The problem I see is that many things in papers and lecture notes are described in very terse, plain rigorous way. Even the maths lecture at the college was presented in this way. I often had the feeling that the lecturer is ‘showing off’, and I often thought they are playing a game of telling everything to a students in a way they have no chance to understand it.

In constrant with this, when something is described by examples, problems, analogies, intuition and induction or by telling the patterns, even understanding the most sophisticated concept becomes easy.

After the intuitive foundations are built then we can generalize to N, other fields, etc, and discover the corner cases and gotchas, and backtrack towards the axioms (or towards the desired level).

But in real life I see that things are explained the other way around: axioms, definition, definition, definition, definition, definition, theorem, proof, theorem, proof, theorem, proof, theorem, proof, definition, definition, definition, definition, definition, theorem, proof, theorem, proof, theorem, proof, theorem, proof. It’s very easy to get lost at the very beginning. Because all look like meaningless symbol folding. It’s very easy to get lost in this. All that’s missing is: what is this all about? What can I do with this?

For me this’s something like deciphering what does a program do by starting from the silicon and learning how to build an x86 CPU, then reading the machine code. While you can do the same by reading the nicely commented source code, without even knowing anything about the gory details of the hardware.

Personally I cannot think of differentiation without visualizing the slope or thinking of a rate of change; also I cannot think of integration without visualizing the area under the graph, or thinking of summation.
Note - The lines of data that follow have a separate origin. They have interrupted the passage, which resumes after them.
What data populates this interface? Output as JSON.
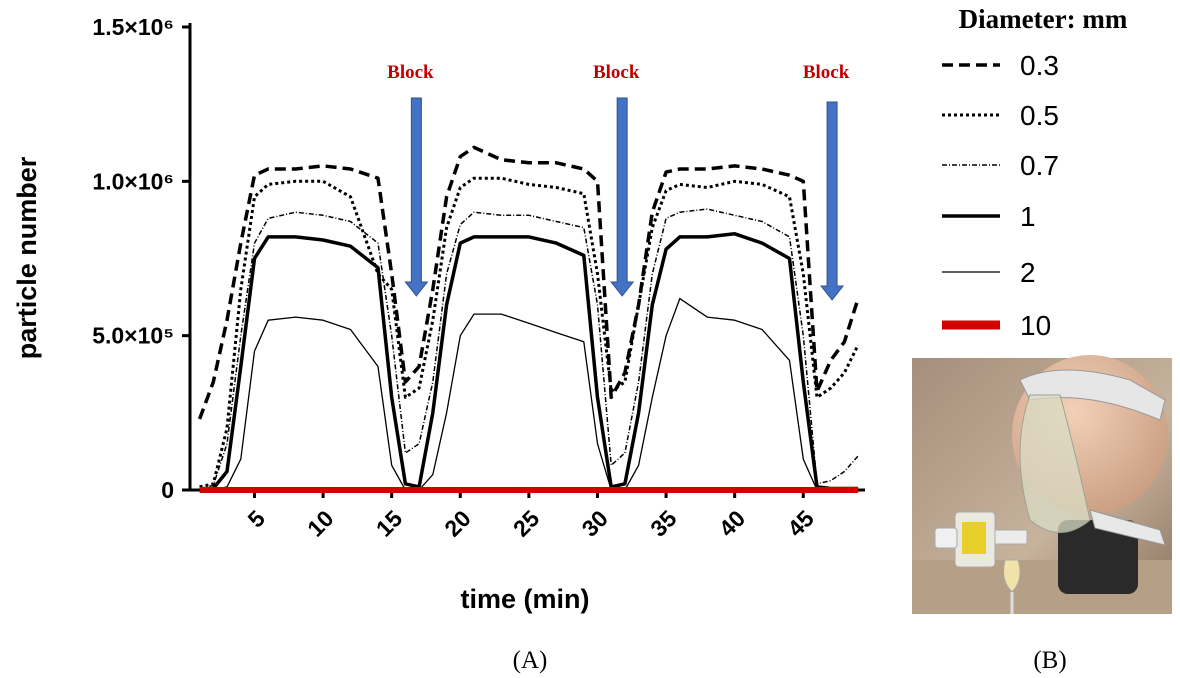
{
  "chart_data": {
    "type": "line",
    "xlabel": "time (min)",
    "ylabel": "particle number",
    "legend_title": "Diameter: mm",
    "legend": "right",
    "x": [
      1,
      2,
      3,
      4,
      5,
      6,
      8,
      10,
      12,
      14,
      15,
      16,
      17,
      18,
      19,
      20,
      21,
      23,
      25,
      27,
      29,
      30,
      31,
      32,
      33,
      34,
      35,
      36,
      38,
      40,
      42,
      44,
      45,
      46,
      47,
      48,
      49
    ],
    "xlim": [
      0.3,
      49.5
    ],
    "xticks": [
      5,
      10,
      15,
      20,
      25,
      30,
      35,
      40,
      45
    ],
    "ylim": [
      0,
      1500000
    ],
    "yticks": [
      {
        "value": 0,
        "label": "0"
      },
      {
        "value": 500000,
        "label": "5.0×10⁵"
      },
      {
        "value": 1000000,
        "label": "1.0×10⁶"
      },
      {
        "value": 1500000,
        "label": "1.5×10⁶"
      }
    ],
    "series": [
      {
        "name": "0.3",
        "color": "#000000",
        "style": "dashed",
        "linewidth": 3.5,
        "values": [
          230000,
          350000,
          550000,
          800000,
          1020000,
          1040000,
          1040000,
          1050000,
          1040000,
          1010000,
          700000,
          350000,
          400000,
          650000,
          950000,
          1080000,
          1110000,
          1070000,
          1060000,
          1060000,
          1040000,
          1000000,
          300000,
          380000,
          600000,
          900000,
          1030000,
          1040000,
          1040000,
          1050000,
          1040000,
          1020000,
          1000000,
          320000,
          420000,
          480000,
          620000
        ]
      },
      {
        "name": "0.5",
        "color": "#000000",
        "style": "dotted",
        "linewidth": 3,
        "values": [
          10000,
          20000,
          200000,
          650000,
          950000,
          990000,
          1000000,
          1000000,
          950000,
          700000,
          650000,
          300000,
          330000,
          550000,
          850000,
          980000,
          1010000,
          1010000,
          990000,
          980000,
          960000,
          700000,
          320000,
          350000,
          600000,
          850000,
          970000,
          990000,
          980000,
          1000000,
          990000,
          950000,
          700000,
          300000,
          330000,
          380000,
          470000
        ]
      },
      {
        "name": "0.7",
        "color": "#000000",
        "style": "dash-dot",
        "linewidth": 1.5,
        "values": [
          5000,
          15000,
          150000,
          500000,
          800000,
          880000,
          900000,
          890000,
          870000,
          800000,
          500000,
          120000,
          150000,
          350000,
          700000,
          860000,
          900000,
          890000,
          890000,
          870000,
          850000,
          600000,
          80000,
          120000,
          350000,
          700000,
          880000,
          900000,
          910000,
          890000,
          870000,
          820000,
          500000,
          20000,
          30000,
          60000,
          110000
        ]
      },
      {
        "name": "1",
        "color": "#000000",
        "style": "solid",
        "linewidth": 3.5,
        "values": [
          0,
          5000,
          60000,
          400000,
          750000,
          820000,
          820000,
          810000,
          790000,
          720000,
          300000,
          20000,
          10000,
          250000,
          600000,
          800000,
          820000,
          820000,
          820000,
          800000,
          760000,
          300000,
          10000,
          20000,
          250000,
          600000,
          780000,
          820000,
          820000,
          830000,
          800000,
          750000,
          350000,
          10000,
          5000,
          5000,
          5000
        ]
      },
      {
        "name": "2",
        "color": "#000000",
        "style": "solid",
        "linewidth": 1.3,
        "values": [
          0,
          0,
          10000,
          100000,
          450000,
          550000,
          560000,
          550000,
          520000,
          400000,
          80000,
          0,
          0,
          50000,
          250000,
          500000,
          570000,
          570000,
          540000,
          510000,
          480000,
          150000,
          0,
          0,
          80000,
          300000,
          500000,
          620000,
          560000,
          550000,
          520000,
          420000,
          100000,
          0,
          0,
          0,
          0
        ]
      },
      {
        "name": "10",
        "color": "#d40000",
        "style": "solid",
        "linewidth": 6,
        "values": [
          0,
          0,
          0,
          0,
          0,
          0,
          0,
          0,
          0,
          0,
          0,
          0,
          0,
          0,
          0,
          0,
          0,
          0,
          0,
          0,
          0,
          0,
          0,
          0,
          0,
          0,
          0,
          0,
          0,
          0,
          0,
          0,
          0,
          0,
          0,
          0,
          0
        ]
      }
    ],
    "annotations": [
      {
        "text": "Block",
        "x": 16.8
      },
      {
        "text": "Block",
        "x": 31.8
      },
      {
        "text": "Block",
        "x": 47.1
      }
    ],
    "panel_labels": [
      "(A)",
      "(B)"
    ]
  }
}
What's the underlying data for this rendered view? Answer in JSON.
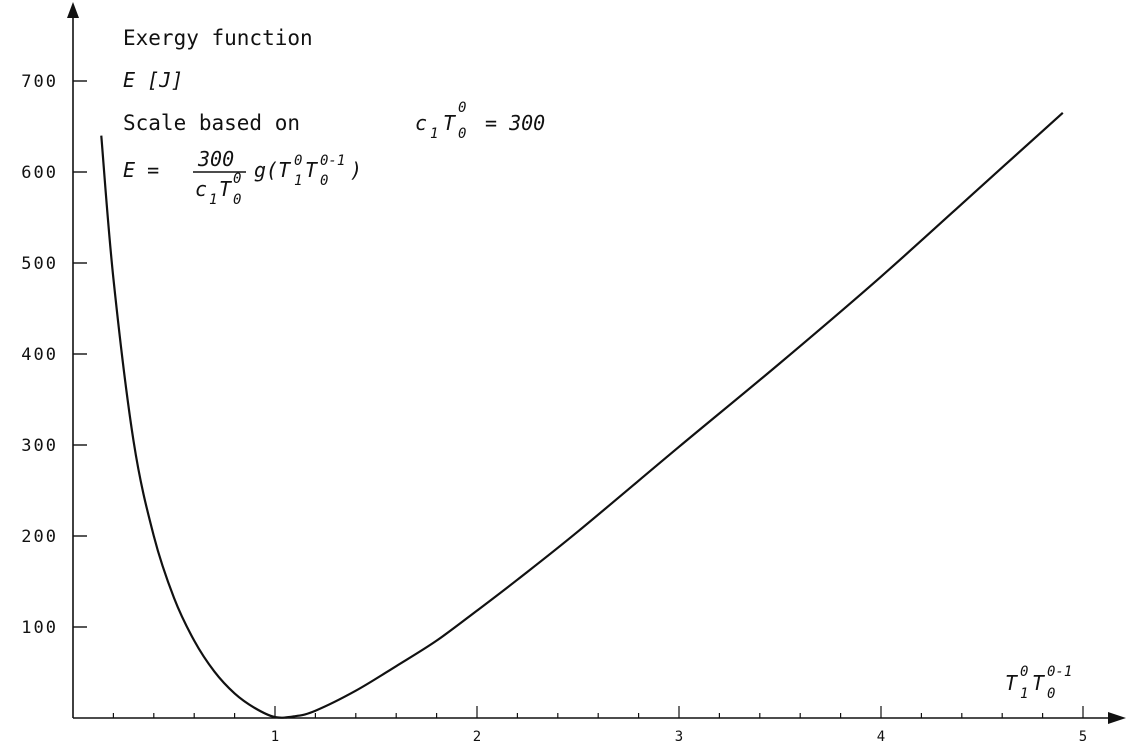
{
  "chart_data": {
    "type": "line",
    "title": "",
    "xlabel": "T_1^0 T_0^(0-1)",
    "ylabel": "E [J]",
    "xlim": [
      0,
      5.2
    ],
    "ylim": [
      0,
      700
    ],
    "x_ticks": [
      "1",
      "2",
      "3",
      "4",
      "5"
    ],
    "y_ticks": [
      "100",
      "200",
      "300",
      "400",
      "500",
      "600",
      "700"
    ],
    "grid": false,
    "legend": "none",
    "series": [
      {
        "x": [
          0.14,
          0.2,
          0.3,
          0.4,
          0.5,
          0.6,
          0.7,
          0.8,
          0.9,
          1.0,
          1.1,
          1.2,
          1.4,
          1.6,
          1.8,
          2.0,
          2.2,
          2.5,
          3.0,
          3.5,
          4.0,
          4.5,
          4.9
        ],
        "y": [
          640,
          483,
          304,
          200,
          132,
          85,
          51,
          27,
          11,
          1,
          2,
          8,
          30,
          57,
          85,
          118,
          152,
          205,
          298,
          390,
          485,
          585,
          665
        ]
      }
    ],
    "annotations": {
      "title": "Exergy function",
      "unit": "E [J]",
      "scale_prefix": "Scale based on",
      "scale_c": "c",
      "scale_1": "1",
      "scale_T": "T",
      "scale_sup": "0",
      "scale_sub": "0",
      "scale_eq": "= 300",
      "formula_E": "E =",
      "formula_num": "300",
      "formula_den_c": "c",
      "formula_den_1": "1",
      "formula_den_T": "T",
      "formula_den_sup": "0",
      "formula_den_sub": "0",
      "formula_g": "g(T",
      "formula_g_sup1": "0",
      "formula_g_sub1": "1",
      "formula_g_T": "T",
      "formula_g_sup2": "0-1",
      "formula_g_sub2": "0",
      "formula_g_close": ")",
      "axis_T1": "T",
      "axis_sup1": "0",
      "axis_sub1": "1",
      "axis_T2": "T",
      "axis_sup2": "0-1",
      "axis_sub2": "0"
    }
  }
}
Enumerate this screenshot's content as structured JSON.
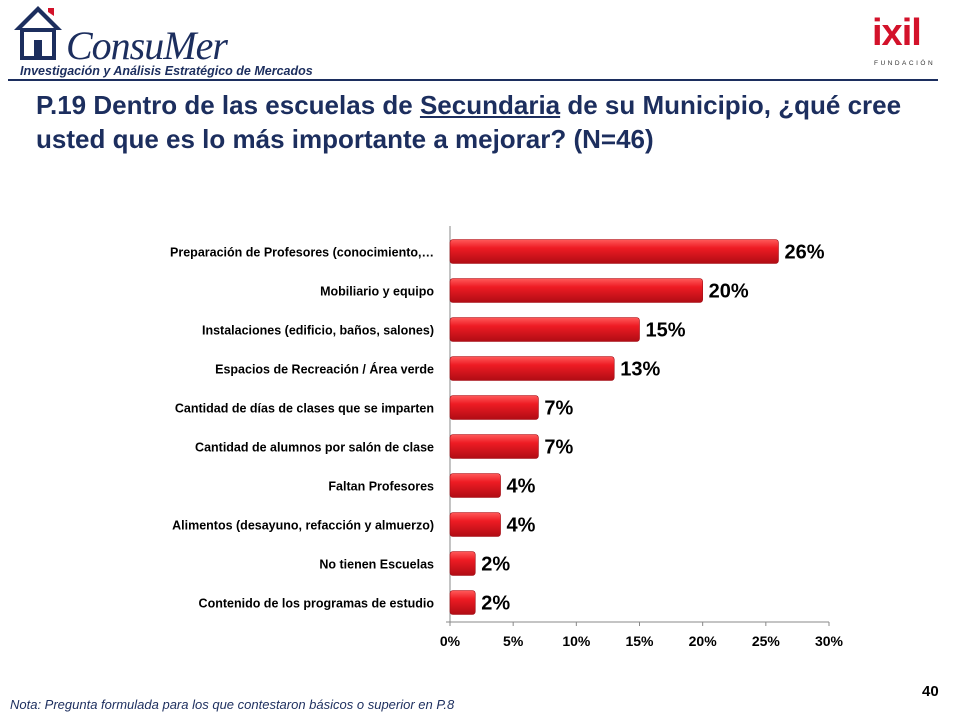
{
  "header": {
    "brand_name": "ConsuMer",
    "brand_tagline": "Investigación y Análisis Estratégico de Mercados",
    "right_logo_word": "ixil",
    "right_logo_sub": "FUNDACIÓN"
  },
  "title": {
    "prefix": "P.19 Dentro de las escuelas de ",
    "underlined": "Secundaria",
    "suffix": " de su Municipio, ¿qué cree usted que es lo más importante a mejorar? (N=46)"
  },
  "footnote": "Nota: Pregunta formulada para los que contestaron básicos o superior en P.8",
  "page_number": "40",
  "colors": {
    "bar": "#e3101c",
    "bar_light": "#ff4a4a",
    "title": "#1c2e5e"
  },
  "chart_data": {
    "type": "bar",
    "orientation": "horizontal",
    "categories": [
      "Preparación de Profesores (conocimiento,…",
      "Mobiliario y equipo",
      "Instalaciones (edificio, baños, salones)",
      "Espacios de Recreación / Área verde",
      "Cantidad de días de clases que se imparten",
      "Cantidad de alumnos por salón de clase",
      "Faltan Profesores",
      "Alimentos  (desayuno, refacción y almuerzo)",
      "No tienen Escuelas",
      "Contenido de los programas de estudio"
    ],
    "values": [
      26,
      20,
      15,
      13,
      7,
      7,
      4,
      4,
      2,
      2
    ],
    "data_labels": [
      "26%",
      "20%",
      "15%",
      "13%",
      "7%",
      "7%",
      "4%",
      "4%",
      "2%",
      "2%"
    ],
    "x_ticks": [
      "0%",
      "5%",
      "10%",
      "15%",
      "20%",
      "25%",
      "30%"
    ],
    "xlim": [
      0,
      30
    ],
    "grid": false
  }
}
Visualizing matrix determinant as an area of a parallelogram (22) or a parallelepiped (33) was a great eye opener, now I know why the determinant of 0 is so special.

I’ve also found saying ‘x and y have the same sign’ in plain Enlish much easier to understand than simply writing down ‘xy > 0’.

I like maths, I like puzzles, I like solving problems, I like understanding world. I can prove many theorems. I can use mathematical tools when I need to. But excess rigor is not for me.

Probably I’m thinking this way because I’m an engineer, and I use maths, not inventing it. But heck I discovered, reinvented many things way before I learned about it.